The District Court’s Analysis
The district court concluded that Armani was disabled under the “own occupation” standard and awarded nine days of benefits at the end of the initial 24-month period. The district court also held that Armani failed to show by a preponderance of the evidence that he was disabled from “all occupations,” concluding that the administrative record contained “scant information regarding [Armani’s] condition during this period.”
Armani argued that he was unable to perform any occupation classified as sedentary because, by definition, sedentary work required an ability to sit for six hours. The district court rejected this argument, holding that Northwestern Mutual was not bound by this definition, as it was drawn from the Social Security context, and ERISA and Social Security are vastly different. It also held that Armani had failed to demonstrate how his disability prevented him from performing any of the sedentary occupations identified by Northwestern.

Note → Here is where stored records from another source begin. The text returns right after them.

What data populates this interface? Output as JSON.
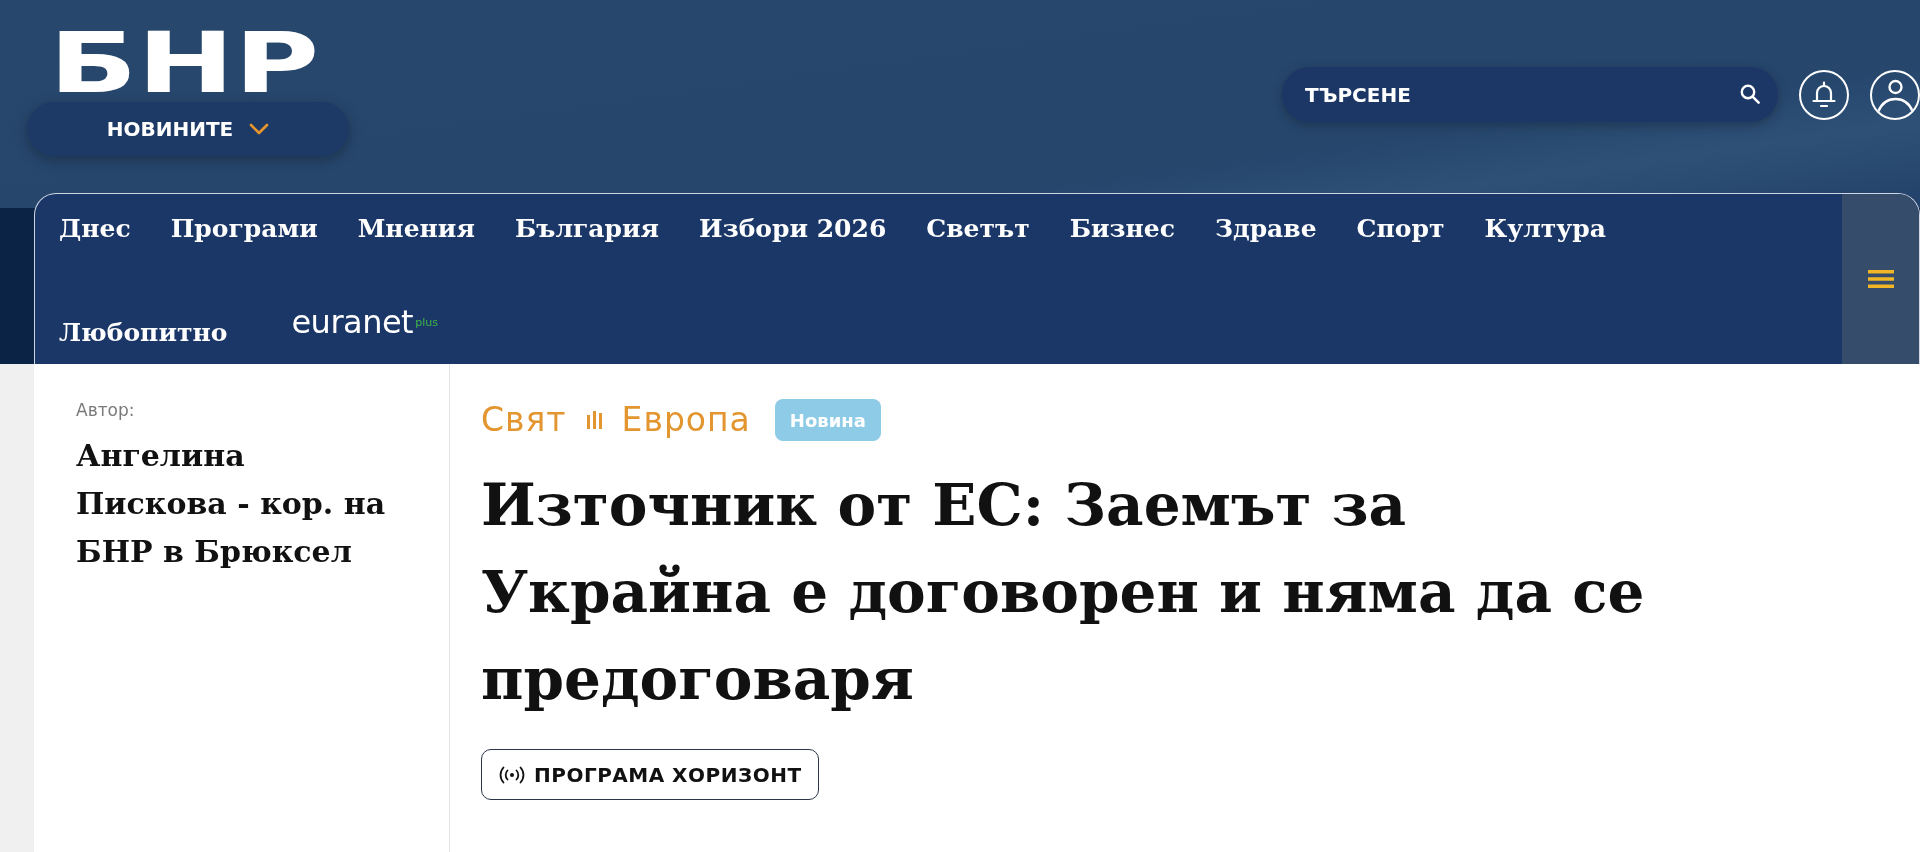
{
  "header": {
    "logo": "БНР",
    "section_menu": {
      "label": "НОВИНИТЕ",
      "expanded": false
    },
    "search": {
      "placeholder": "ТЪРСЕНЕ"
    }
  },
  "nav": {
    "items": [
      {
        "kind": "link",
        "label": "Днес"
      },
      {
        "kind": "link",
        "label": "Програми"
      },
      {
        "kind": "link",
        "label": "Мнения"
      },
      {
        "kind": "link",
        "label": "България"
      },
      {
        "kind": "link",
        "label": "Избори 2026"
      },
      {
        "kind": "link",
        "label": "Светът"
      },
      {
        "kind": "link",
        "label": "Бизнес"
      },
      {
        "kind": "link",
        "label": "Здраве"
      },
      {
        "kind": "link",
        "label": "Спорт"
      },
      {
        "kind": "link",
        "label": "Култура"
      },
      {
        "kind": "link",
        "label": "Любопитно"
      },
      {
        "kind": "partner",
        "label": "euranet$^{plus}$"
      }
    ]
  },
  "article": {
    "author_label": "Автор:",
    "author": "Ангелина Пискова - кор. на БНР в Брюксел",
    "breadcrumb": [
      "Свят",
      "Европа"
    ],
    "badge": "Новина",
    "title": "Източник от ЕС: Заемът за Украйна е договорен и няма да се предоговаря",
    "program": "ПРОГРАМА ХОРИЗОНТ"
  }
}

The Ninth Circuit’s Opinion
The Ninth Circuit first recognized that “the claimant has the burden of proving by a preponderance of the evidence that he was disabled under the terms of the plan.” The court also found that the evidence before the district court “plainly showed that . . . every physician and chiropractor who treated Armani determined that he could not sit for more than four hours a day.”

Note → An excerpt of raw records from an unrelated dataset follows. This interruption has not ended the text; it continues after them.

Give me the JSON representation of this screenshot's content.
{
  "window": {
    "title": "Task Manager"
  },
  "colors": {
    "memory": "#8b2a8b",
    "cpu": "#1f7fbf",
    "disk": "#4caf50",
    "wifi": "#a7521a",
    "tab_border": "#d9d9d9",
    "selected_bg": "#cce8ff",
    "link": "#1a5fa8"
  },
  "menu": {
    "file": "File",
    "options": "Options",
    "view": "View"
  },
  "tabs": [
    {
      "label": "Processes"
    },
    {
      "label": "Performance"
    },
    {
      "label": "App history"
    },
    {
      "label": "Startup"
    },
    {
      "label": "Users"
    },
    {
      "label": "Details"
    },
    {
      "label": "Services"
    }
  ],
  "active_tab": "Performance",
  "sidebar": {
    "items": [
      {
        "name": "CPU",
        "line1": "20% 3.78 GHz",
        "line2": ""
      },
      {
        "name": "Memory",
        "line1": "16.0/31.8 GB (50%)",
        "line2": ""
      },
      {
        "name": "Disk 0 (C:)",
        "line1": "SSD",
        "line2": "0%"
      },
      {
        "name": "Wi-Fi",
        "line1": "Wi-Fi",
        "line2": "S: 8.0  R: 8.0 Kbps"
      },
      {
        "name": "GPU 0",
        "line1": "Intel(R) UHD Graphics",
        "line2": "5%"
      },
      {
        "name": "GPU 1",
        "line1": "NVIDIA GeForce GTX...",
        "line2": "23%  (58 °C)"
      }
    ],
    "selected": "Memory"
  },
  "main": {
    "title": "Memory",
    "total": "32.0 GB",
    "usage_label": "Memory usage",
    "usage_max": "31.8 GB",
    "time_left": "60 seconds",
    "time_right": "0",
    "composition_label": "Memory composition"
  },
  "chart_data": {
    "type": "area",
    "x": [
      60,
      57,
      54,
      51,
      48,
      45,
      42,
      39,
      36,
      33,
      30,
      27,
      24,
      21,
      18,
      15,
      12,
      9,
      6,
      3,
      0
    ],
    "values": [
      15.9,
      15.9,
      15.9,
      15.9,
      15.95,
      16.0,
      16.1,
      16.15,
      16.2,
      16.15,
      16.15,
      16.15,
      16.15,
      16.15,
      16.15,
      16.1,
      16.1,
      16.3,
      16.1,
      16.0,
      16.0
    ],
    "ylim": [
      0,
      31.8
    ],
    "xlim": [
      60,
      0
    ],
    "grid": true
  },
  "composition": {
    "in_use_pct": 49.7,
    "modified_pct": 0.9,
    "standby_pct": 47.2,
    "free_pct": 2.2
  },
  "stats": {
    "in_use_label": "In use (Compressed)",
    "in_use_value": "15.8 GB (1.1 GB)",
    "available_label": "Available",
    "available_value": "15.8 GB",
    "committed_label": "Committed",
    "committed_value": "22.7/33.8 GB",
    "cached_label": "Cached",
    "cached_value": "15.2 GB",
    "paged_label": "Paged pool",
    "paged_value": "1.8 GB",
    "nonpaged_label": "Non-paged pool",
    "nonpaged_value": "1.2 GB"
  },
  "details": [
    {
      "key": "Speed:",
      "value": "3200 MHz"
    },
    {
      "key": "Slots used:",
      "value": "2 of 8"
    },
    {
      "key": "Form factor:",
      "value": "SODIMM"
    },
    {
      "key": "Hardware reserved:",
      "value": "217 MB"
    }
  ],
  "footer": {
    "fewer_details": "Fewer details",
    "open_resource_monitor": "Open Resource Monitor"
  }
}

The Ninth Circuit then concluded that the district court had erred in rejecting Armani’s definition of “sedentary” work that was drawn from the Social Security context. The court based this conclusion in part on the fact that “other courts evaluating ERISA claims and interpreting the DOT have consistently held that an employee who cannot sit for more than four hours in an eight-hour workday cannot perform work classified as ‘sedentary.’” The court also found that “[s]ome of these courts have further noted that ‘sedentary work’ generally requires the ability to sit for at least six hours.”

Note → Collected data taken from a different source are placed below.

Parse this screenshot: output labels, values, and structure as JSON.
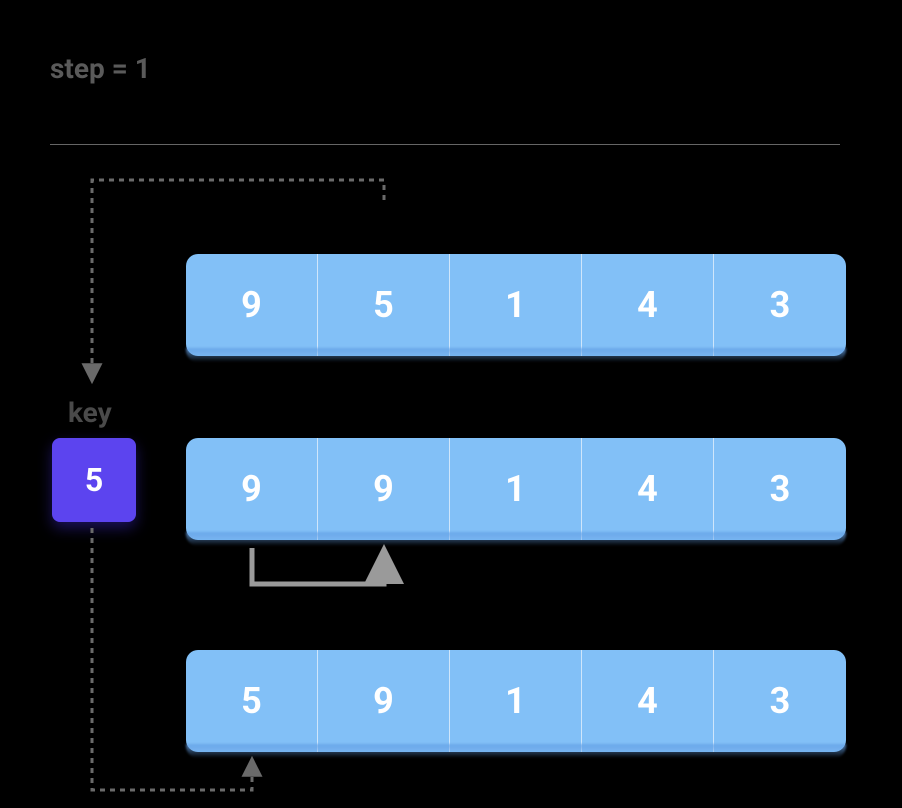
{
  "step_label": "step = 1",
  "key_label": "key",
  "key_value": "5",
  "arrays": {
    "row1": [
      "9",
      "5",
      "1",
      "4",
      "3"
    ],
    "row2": [
      "9",
      "9",
      "1",
      "4",
      "3"
    ],
    "row3": [
      "5",
      "9",
      "1",
      "4",
      "3"
    ]
  }
}
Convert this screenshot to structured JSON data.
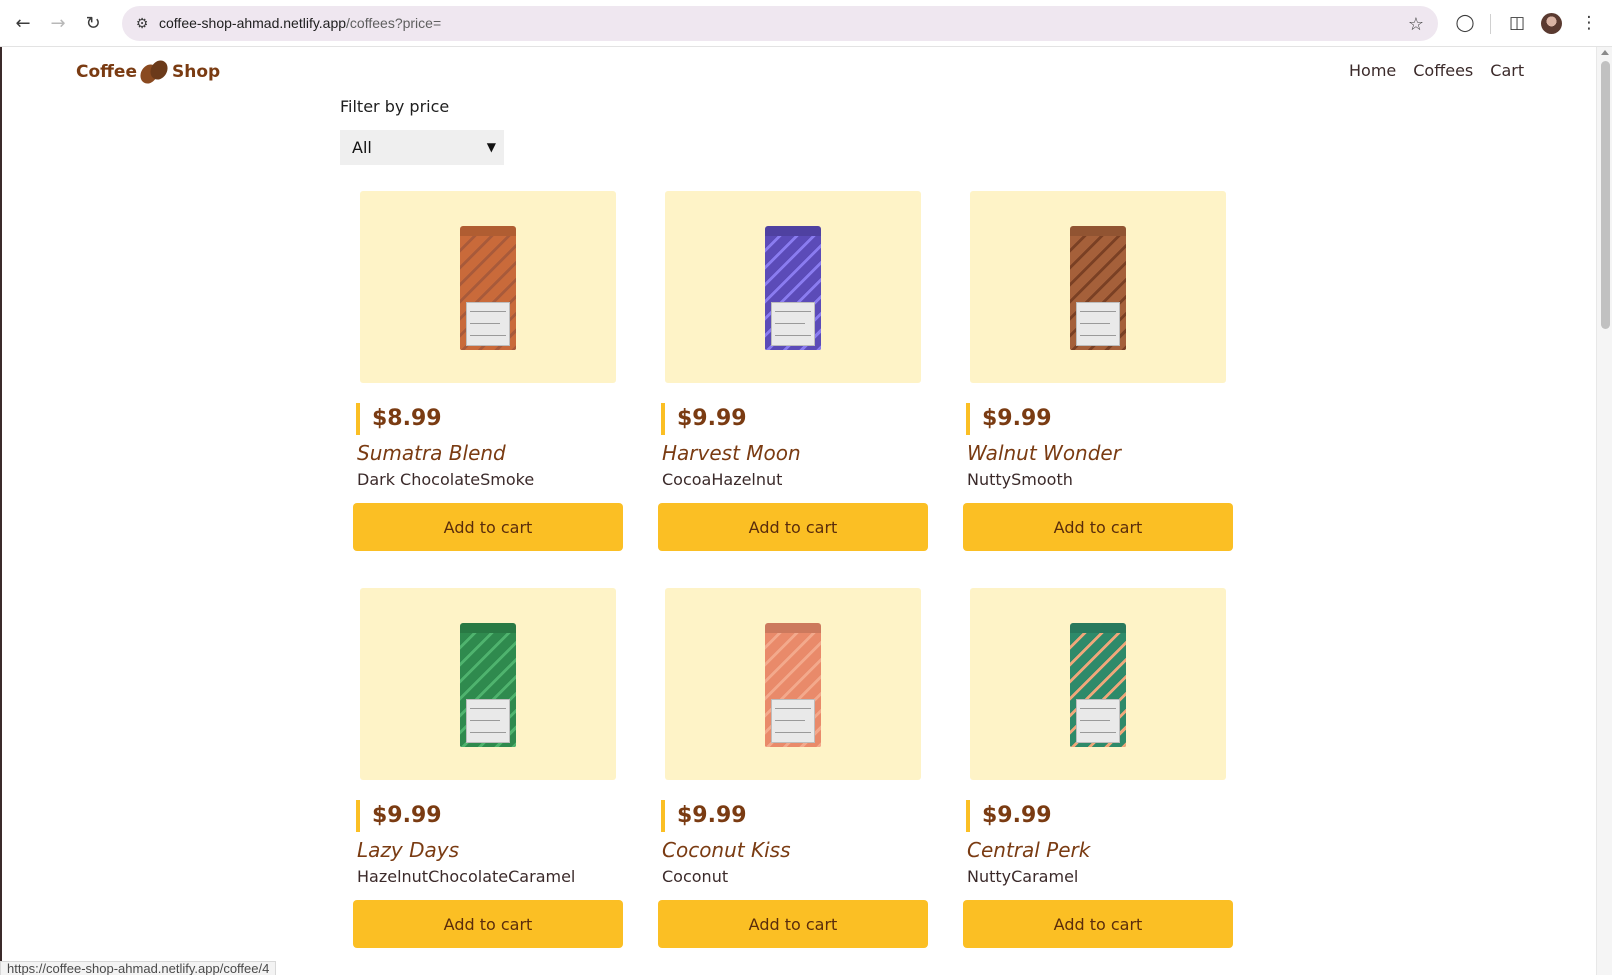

The court held that an employee who cannot sit for more than four hours in an eight-hour workday cannot perform sedentary work that requires sitting most of the time. The court concluded that the district court erred in finding that Armani had not established that he could not perform the sedentary occupations identified by Northwestern Mutual because the undisputed evidence established that Armani was unable to sit for more than four hours a day.
The only positive aspect of this opinion is the Ninth Circuit’s reliance on the Department of Labor’s Dictionary of Occupational Titles. This provides a basis to challenge the argument from the plaintiffs’ bar that the DOT is outdated.
It is troubling that the Ninth Circuit endorsed the application of standards applied under Social Security to matters governed by ERISA. This encourages continued efforts by the plaintiffs’ bar to expand the application of these standards to ERISA claims, which is rarely a good thing for plans or insurance carriers.
The more troubling aspect of this opinion is that it invites the district courts to apply a bright-line rule. The presentation of an ERISA matter before the district court generally involves arguing all the evidence in a persuasive fashion. The determination of whether a claimant can perform a sedentary job involves a variety of factors, including the ability to change positions. This determination is not conducive to a bright-line rule because all claims are in fact different and need to be decided on the weight of all the evidence in the administrative record. In the face of the simple argument by claimants that they cannot sit for more than 4 hours and therefore are entitled to benefits, it will be incumbent upon defendants to emphasize that all the evidence must be considered in applying the preponderance of the evidence standard.